Não há espaço para a indiferença. Cinco personagens, cinco pontas da estrela, cinco artistas, o estrelato, mesmo que em decadência. Mas o movimento da decadência e da ascensão são pontos diferentes do mesmo.

No plano de montagem, estamos diante de algo muito simples, sem ser simplório. Eis aí a grandeza do espetáculo, considerando que o melhor ou o que realmente podemos considerar de uma obra de arte se dá justamente quando ela se revela, ou se deixa desvelar, para além dos elementos estéticos que a constituem. É como dizer que a eficácia de um cenário se dá quando ele se impõe pela negação para que o teatro se manifeste, não como representação, mas como interpretação. O mundo não existe a priori, mas é significante na medida em que é interpretado e tornado sentido como construção de valores.

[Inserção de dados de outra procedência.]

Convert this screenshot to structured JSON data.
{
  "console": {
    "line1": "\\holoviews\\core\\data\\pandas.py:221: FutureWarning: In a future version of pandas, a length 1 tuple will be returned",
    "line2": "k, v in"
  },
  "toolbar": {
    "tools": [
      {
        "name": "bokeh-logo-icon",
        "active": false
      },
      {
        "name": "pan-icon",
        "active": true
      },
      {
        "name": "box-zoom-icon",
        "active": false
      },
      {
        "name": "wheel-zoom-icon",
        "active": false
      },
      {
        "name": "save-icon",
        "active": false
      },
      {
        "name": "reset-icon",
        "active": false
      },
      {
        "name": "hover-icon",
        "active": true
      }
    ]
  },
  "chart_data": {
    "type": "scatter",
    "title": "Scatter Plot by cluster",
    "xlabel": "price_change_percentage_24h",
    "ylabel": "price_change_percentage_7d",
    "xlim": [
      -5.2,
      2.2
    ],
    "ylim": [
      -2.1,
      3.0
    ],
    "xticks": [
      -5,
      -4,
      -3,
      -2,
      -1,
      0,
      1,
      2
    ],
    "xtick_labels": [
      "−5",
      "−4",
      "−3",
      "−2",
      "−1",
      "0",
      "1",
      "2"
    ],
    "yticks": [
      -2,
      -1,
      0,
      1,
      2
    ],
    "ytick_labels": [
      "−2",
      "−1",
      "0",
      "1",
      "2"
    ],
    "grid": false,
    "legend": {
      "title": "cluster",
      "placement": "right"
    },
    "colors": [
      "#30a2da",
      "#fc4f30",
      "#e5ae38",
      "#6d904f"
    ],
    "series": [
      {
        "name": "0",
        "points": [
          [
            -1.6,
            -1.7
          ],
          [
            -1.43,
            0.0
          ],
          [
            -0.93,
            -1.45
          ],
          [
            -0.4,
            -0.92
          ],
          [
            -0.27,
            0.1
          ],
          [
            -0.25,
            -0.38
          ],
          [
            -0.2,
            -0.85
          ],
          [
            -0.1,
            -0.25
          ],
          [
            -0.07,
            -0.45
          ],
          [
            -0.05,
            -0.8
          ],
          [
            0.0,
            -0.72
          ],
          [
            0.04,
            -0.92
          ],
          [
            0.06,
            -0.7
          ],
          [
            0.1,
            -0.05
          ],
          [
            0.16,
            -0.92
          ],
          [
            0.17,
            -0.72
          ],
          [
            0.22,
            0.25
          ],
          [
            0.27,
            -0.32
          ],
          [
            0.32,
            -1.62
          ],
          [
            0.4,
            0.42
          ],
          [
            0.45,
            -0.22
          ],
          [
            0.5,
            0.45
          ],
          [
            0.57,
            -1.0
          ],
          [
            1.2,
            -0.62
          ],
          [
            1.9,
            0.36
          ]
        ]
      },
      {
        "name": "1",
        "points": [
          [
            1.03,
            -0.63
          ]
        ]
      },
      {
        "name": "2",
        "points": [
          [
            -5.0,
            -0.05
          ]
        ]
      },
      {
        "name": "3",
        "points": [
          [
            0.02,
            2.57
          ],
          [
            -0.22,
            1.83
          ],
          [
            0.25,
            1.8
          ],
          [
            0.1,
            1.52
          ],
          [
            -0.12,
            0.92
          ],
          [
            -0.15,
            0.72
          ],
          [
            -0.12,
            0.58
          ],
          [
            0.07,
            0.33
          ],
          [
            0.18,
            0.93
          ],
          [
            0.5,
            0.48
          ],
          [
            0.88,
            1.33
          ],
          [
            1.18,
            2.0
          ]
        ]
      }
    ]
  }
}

Ao assistir “O grande circo ínfimo”, estamos diante do nada, do nada como possibilidade do que vai acontecer onde nada acontece. É uma verdade nua e crua comprometida com a forma com a qual se organiza. Não existe nem princípio nem finalidade. O que interessa é o meio, o vir-a-ser que é um movimento permanente em busca do espaço de onde se fala. Mas o lugar de onde se fala é um não-lugar, considerando que estar num lugar é afirmá-lo como negação de ser outro lugar. É o estático e o dinâmico, não como uma dicotomia, mas realizado nas cenas simultâneas entre os que ficam querendo afirmar e organizar o espaço e os que andam em busca de informações para simplesmente encontrarem o ponto em que tudo começou.

No que diz respeito à Poética, de Aristóteles, que se sustenta das unidades de ação: tempo e espaço, aqui se inaugura a negação do cânone aristotélico da unidade de espaço. Quanto ao tempo, também neste sentido o espetáculo “O grande circo ínfimo” estabelece a ruptura, pois aquilo que é, o que era e o que será se dão de maneira horizontal, onde não existe a tríade passado/presente/futuro.

Não existem nomenclaturas capazes de distinguir o ontem, o hoje e o amanhã, considerando que tudo acontece como etapas do mesmo. E se o tempo linear pode ser considerado a partir de três estados, aqui se inaugura o quarto, pois este é o estado privilegiado que está dentro e fora ao mesmo tempo. É neste quarto tempo – que não se reduz em passado, presente e futuro – que reside a possibilidade de interpretar o dentro e o fora. O dentro e o fora. A participação imediata e o distanciamento.

Enfim, mesmo que da perspectiva da dramaturgia há que se considerar a beleza do texto “O grande circo ínfimo”, este também acaba por referendar a ideia de que o texto é um pretexto para se fazer teatro.

O grande circo ínfimo
Dramaturgia e direção: Fernando Marques.
Assistente de direção: Carla van den Bergen.
Elenco: Alexsandra Bertoli, Daniel Boone, Fernando Marques e Carla van den Bergen.